All amounts, dollars and percentages presented in this press release are rounded and therefore approximate.
Free Cash Flow
Free Cash Flow is a non-GAAP financial measure that the Company defines as net cash provided by operating activities (GAAP) before net changes in operating assets and liabilities and non-budgeted acquisition costs, net, less incurred capital expenditures, excluding non-budgeted acquisition costs. Management believes Free Cash Flow is useful to management and investors in evaluating operating trends in its business that are affected by production, commodity prices, operating costs and other related factors. There are significant limitations to the use of Free Cash Flow as a measure of performance, including the lack of comparability due to the different methods of calculating Free Cash Flow reported by different companies.

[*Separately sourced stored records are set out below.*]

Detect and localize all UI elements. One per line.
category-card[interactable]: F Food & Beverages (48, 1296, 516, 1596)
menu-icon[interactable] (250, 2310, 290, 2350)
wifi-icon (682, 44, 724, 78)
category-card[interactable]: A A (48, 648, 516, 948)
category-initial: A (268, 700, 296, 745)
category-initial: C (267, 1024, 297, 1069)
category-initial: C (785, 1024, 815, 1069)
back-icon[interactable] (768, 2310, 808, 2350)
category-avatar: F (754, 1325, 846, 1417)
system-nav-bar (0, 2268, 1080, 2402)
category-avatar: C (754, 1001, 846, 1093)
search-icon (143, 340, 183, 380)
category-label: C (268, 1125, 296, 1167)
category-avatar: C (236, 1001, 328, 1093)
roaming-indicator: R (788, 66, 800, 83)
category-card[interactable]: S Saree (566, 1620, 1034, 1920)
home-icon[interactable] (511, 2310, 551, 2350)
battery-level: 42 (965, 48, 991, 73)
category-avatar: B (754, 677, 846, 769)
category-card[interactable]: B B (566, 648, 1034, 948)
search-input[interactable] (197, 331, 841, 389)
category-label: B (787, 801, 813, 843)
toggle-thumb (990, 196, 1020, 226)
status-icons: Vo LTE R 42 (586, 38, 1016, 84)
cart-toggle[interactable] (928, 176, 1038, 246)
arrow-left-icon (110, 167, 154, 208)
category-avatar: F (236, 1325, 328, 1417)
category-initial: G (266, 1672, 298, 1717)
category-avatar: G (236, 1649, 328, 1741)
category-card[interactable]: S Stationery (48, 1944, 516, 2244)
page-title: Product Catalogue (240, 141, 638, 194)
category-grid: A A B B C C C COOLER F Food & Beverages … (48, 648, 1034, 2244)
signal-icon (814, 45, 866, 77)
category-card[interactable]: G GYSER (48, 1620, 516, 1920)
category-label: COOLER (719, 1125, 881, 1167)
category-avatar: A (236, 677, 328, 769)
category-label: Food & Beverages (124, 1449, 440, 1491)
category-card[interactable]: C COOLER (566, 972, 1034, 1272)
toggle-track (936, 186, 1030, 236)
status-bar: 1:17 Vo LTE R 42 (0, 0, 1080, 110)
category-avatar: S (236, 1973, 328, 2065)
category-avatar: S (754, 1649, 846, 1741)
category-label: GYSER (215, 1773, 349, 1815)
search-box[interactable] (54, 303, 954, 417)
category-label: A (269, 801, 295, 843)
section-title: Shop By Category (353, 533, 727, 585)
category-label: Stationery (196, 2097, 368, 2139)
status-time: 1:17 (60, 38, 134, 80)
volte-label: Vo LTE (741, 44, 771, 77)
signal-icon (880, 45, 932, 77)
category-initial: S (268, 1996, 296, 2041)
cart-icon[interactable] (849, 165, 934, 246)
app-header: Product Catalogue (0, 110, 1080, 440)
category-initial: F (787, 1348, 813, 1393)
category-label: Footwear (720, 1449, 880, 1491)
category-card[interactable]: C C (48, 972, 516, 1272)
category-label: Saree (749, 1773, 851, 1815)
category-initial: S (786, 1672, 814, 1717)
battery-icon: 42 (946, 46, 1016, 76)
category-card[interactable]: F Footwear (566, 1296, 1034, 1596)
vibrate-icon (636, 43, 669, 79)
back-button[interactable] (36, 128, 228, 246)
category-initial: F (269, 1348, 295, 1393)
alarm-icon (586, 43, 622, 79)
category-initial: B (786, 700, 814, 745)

Consolidated EBITDAX is a non-GAAP financial measure defined in the Company’s Senior Secured Credit Facility as net income or loss (GAAP) plus adjustments for share-settled equity-based compensation, depletion, depreciation and amortization, impairment expense, gains or losses on disposal of assets, mark-to-market on derivatives, accretion expense, interest expense, income taxes and other non-recurring income and expenses. Consolidated EBITDAX provides no information regarding a company’s capital structure, borrowings, interest costs, capital expenditures, working capital movement or tax position. Consolidated EBITDAX does not represent funds available for future discretionary use because it excludes funds required for debt service, capital expenditures, working capital, income taxes, franchise taxes and other commitments and obligations. However, management believes Consolidated EBITDAX is useful to an investor because this measure:
- is widely used by investors in the oil and natural gas industry to measure a company’s operating performance without regard to items that can vary substantially from company to company depending upon accounting methods, the book value of assets, capital structure and the method by which assets were acquired, among other factors;
- helps investors to more meaningfully evaluate and compare the results of the Company’s operations from period to period by removing the effect of the Company’s capital structure from the Company’s operating structure; and
- is used by management for various purposes, including (i) as a measure of operating performance, (ii) as a measure of compliance under the Senior Secured Credit Facility, (iii) in presentations to the board of directors and (iv) as a basis for strategic planning and forecasting.
There are significant limitations to the use of Consolidated EBITDAX as a measure of performance, including the inability to analyze the effect of certain recurring and non-recurring items that materially affect the Company’s net income or loss and the lack of comparability of results of operations to different companies due to the different methods of calculating Consolidated EBITDAX, or similarly titled measures, reported by different companies. The Company is subject to financial covenants under the Senior Secured Credit Facility, one of which establishes a maximum permitted ratio of Net Debt, as defined in the Senior Secured Credit Facility, to Consolidated EBITDAX. See Note 7 in the 2022 Annual Report for additional discussion of the financial covenants under the Senior Secured Credit Facility. Additional information on Consolidated EBITDAX can be found in the Company’s Tenth Amendment to the Senior Secured Credit Facility, as filed with the SEC on November 3, 2022.